Which is all well and good, but does that "fix" the state? Is THAT alchemy? Well I wonder, there's something going on but it does not sound like transmutation of the coarse to the fine, more like a temporary bridge of some kind. Wilson claims that he can produce the effect much more quickly now, "I know how to do it", that with 20 minutes of concentration, "pushing to a state of intensity" he can now reach a 'peak experience'. ... "I solved the problem".
"Peter Marshall" says the same thing in his book (I didn't catch the title) ... "Ouspensky mentions similar in A New Model of the Universe, describing his experiences." ... Of the seven levels of consciousness "get past 4.5 and you can only go up"
He says that he believes "we are on the verge of a leap" that humanity will do it by "realising", by individuals waking up and all those who can have this influence will affect the whole of reality.
In response to questions at the end, he goes off on a tack that he had not mentioned before. Talks about Graham Hancock and his experiences with the drug eboga, in this context talks about "knowledge being outside of us" of the possibility of a realm of knowledge outside us inhabited by beings that view our world seems small, our squabbles petty by comparison. The woman sat in front of me is nodding at this in a "yes, yes, that's it" kind of way and I'm sat there thinking, "well who said they were the good guys?"
I was left wondering quite what state or "where" the state Wilson was producing in himself was taking him, if indeed he was even in contact or aware of other beings and what influence these may be having - I was reminded of Robert Burton the Fellowship of Friends guy and his description of what he called "influence C", which were beings that appeared to him and other group members and set them "tests/tasks", that never quite sat well with me just on the level of it "felt" out of place.
The last comment in my note book is Wilson describing the process/exercise in terms of "you develop a new muscle" and he tapped his forehead in the 'third eye' position.
So all very interesting, intriguing, yet left one with doubts and questions. Seems he has found some method, but I wonder then in light of his above comment on "I see too deep and too much", if Wilson's whole view skewed to the subjective?

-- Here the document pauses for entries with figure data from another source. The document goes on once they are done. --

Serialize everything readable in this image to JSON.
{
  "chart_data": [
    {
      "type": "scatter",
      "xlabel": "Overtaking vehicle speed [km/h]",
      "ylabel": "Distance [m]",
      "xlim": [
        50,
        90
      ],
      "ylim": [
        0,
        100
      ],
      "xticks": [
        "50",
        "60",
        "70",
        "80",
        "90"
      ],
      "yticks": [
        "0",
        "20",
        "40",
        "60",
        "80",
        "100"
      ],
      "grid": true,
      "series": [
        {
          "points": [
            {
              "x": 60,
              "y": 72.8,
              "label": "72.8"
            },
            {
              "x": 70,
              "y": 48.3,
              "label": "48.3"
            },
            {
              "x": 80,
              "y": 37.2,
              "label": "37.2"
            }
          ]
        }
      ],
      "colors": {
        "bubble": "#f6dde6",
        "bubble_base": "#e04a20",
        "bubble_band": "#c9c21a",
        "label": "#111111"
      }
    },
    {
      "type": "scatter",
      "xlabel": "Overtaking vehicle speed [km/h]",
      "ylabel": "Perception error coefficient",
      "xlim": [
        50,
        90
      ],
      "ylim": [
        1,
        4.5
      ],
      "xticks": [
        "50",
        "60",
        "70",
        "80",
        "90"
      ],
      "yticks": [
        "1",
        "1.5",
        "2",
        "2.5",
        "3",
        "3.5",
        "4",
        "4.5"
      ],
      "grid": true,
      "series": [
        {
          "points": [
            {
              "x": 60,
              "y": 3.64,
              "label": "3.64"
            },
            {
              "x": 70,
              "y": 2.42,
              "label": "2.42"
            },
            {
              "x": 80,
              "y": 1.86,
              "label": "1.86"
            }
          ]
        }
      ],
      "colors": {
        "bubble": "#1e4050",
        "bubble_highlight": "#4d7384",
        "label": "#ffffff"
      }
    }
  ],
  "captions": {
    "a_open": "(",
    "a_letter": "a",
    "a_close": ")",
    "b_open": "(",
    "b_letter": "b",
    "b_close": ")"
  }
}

That this line stays well clear of any focus on the greater objective reality.
It would seem a very good way to please oneself, but does nothing to help one grasp the problems of the machine, the reality of the 3d world and its nature, the possibility of a hyperdimensional reality and so on. Maybe it is 'advanced' wishful thinking? Perhaps a "corrupted conceptualization based on the false belief that the activation of the physical endocrine system is the same as the creation and fusion of the magnetic center" as the Cs put it?
Afterward, the chance to talk with him at length did not occur, there was only time for a brief discussion. He said he found SH very interesting, "more interesting than the other one" (ponerology), "she certainly has an interesting mind"... he said he found the ideas to go "all over the place". He seemed 'stand-off-ish' like he had not offered to talk in his email, he certainly did not seem to be asking to take the conversation further anyway and I did not press it further.
He made comment regarding getting in touch with Laura directly (I had forwarded Laura's email address), that it was not a good idea that "I fear she may take over my life", a comment he 'closed' the conversation with in a "see ya, wouldn't want to be ya" kind of a way or so it seemed and that was that, 'strange powers' indeed.